Toujours sous couvert d’un emploi de cadre d’entreprise, le Tueur poursuit la mission assignée par la DGSE (on vous en a parlé dans notre chronique du tome 2) : en gros, nettoyer la ville du Havre des divers éléments qui perturbent la tranquillité de ses habitants. On parle ici de trafiquants d’armes, d’islamistes prêchant clandestinement la lutte armée et…d’un maire aux méthodes peu orthodoxes, surtout quand il prétend accéder à un poste de ministre. Des renseignements fournis par l’agence, il semble de plus en plus évident que des liens existent entre les trafiquants, les islamistes et le maire, liens qui, s’ils étaient révélés, éclabousseraient la classe politique nationale. Il semble bien que ce que l’agence attende du Tueur, c’est qu’il revienne à ses fondamentaux.
Du recul, toujours du recul
Troisième et dernier volet de ce nouveau cycle, « Variable d’ajustement » enfonce le clou planté dans les deux premiers : celui des liens entre grand banditisme et politiques, celui des usines à gaz du monde de l’entreprise, de la violence intrinsèque à l’humanité, de la cupidité et de la soif de pouvoir. Entre autres. S’il est globalement d’accord avec le constat posé par ses supérieurs et ses collègues (en gros, le maire va trop loin), le Tueur continue à penser que « ce qui compte c’est le nouveau contrat », et « qu’il ne faut pas se laisser distraire ou dominer par ses émotions ». Du recul donc, toujours. Des constats où l’ironie élégante se marie à un cynisme assumé, et qui le conduisent logiquement à maintenir le cap, à ne pas se remettre en cause perpétuellement et à faire le job, celui qu’on lui a attribué, celui pour lequel il est doué : « il y a toujours eu et il y aura toujours des décisions difficiles, déplaisantes à prendre, du sale boulot à faire, pour que les braves gens puissent dormir sur les deux oreilles… ».

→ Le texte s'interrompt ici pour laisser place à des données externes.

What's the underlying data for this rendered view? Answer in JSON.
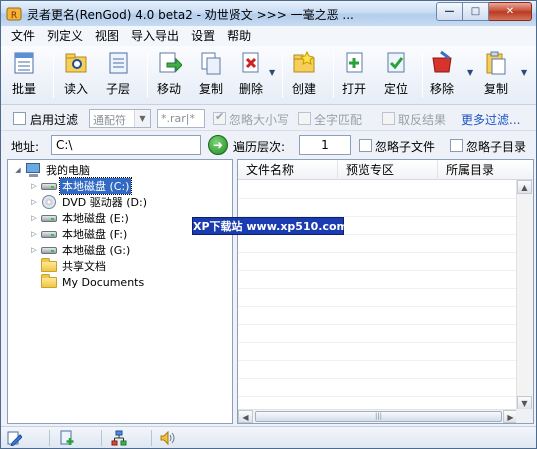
{
  "window": {
    "title": "灵者更名(RenGod) 4.0 beta2 - 劝世贤文 >>>   一毫之恶 ...",
    "minimize_label": "—",
    "maximize_label": "□",
    "close_label": "✕"
  },
  "menu": [
    "文件",
    "列定义",
    "视图",
    "导入导出",
    "设置",
    "帮助"
  ],
  "toolbar": {
    "batch": "批量",
    "read": "读入",
    "sublevel": "子层",
    "move": "移动",
    "copy": "复制",
    "delete": "删除",
    "create": "创建",
    "open": "打开",
    "locate": "定位",
    "remove": "移除",
    "copy2": "复制"
  },
  "filter": {
    "enable_label": "启用过滤",
    "wildcard_value": "通配符",
    "pattern_value": "*.rar|*",
    "ignore_case_label": "忽略大小写",
    "full_match_label": "全字匹配",
    "invert_label": "取反结果",
    "more_link": "更多过滤..."
  },
  "address": {
    "label": "地址:",
    "value": "C:\\",
    "depth_label": "遍历层次:",
    "depth_value": "1",
    "ignore_files_label": "忽略子文件",
    "ignore_dirs_label": "忽略子目录"
  },
  "tree": {
    "root": "我的电脑",
    "items": [
      {
        "label": "本地磁盘 (C:)",
        "icon": "drive-icon",
        "selected": true
      },
      {
        "label": "DVD 驱动器 (D:)",
        "icon": "dvd-icon"
      },
      {
        "label": "本地磁盘 (E:)",
        "icon": "drive-icon"
      },
      {
        "label": "本地磁盘 (F:)",
        "icon": "drive-icon"
      },
      {
        "label": "本地磁盘 (G:)",
        "icon": "drive-icon"
      },
      {
        "label": "共享文档",
        "icon": "folder-icon"
      },
      {
        "label": "My Documents",
        "icon": "folder-icon"
      }
    ]
  },
  "list": {
    "columns": [
      "文件名称",
      "预览专区",
      "所属目录"
    ]
  },
  "watermark": "XP下载站 www.xp510.com"
}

Une œuvre sombre et désenchantée
Du sale boulot, les auteurs, Matz et Jacamon n’en font pas. Entamée en 1998, leur série n’a rien perdu de sa puissance d’évocation : l’alliance qu’ils proposent entre des scénarios passionnants, romanesques et sous tension, et un dessin réaliste, tantôt glaçant, tantôt chaleureux, fait mouche à tous les coups. En prise constante avec l’actualité, ce parcours d’un tueur professionnel dresse rien de moins qu’un portrait mouvant et dépourvu d’œillères sur notre époque, et sur les différents types d’humains qui l’habitent. Sans concession, sombre et désenchantée, on touche là à une œuvre à portée quasi universelle et au charme de laquelle tout amateur de polar devrait succomber.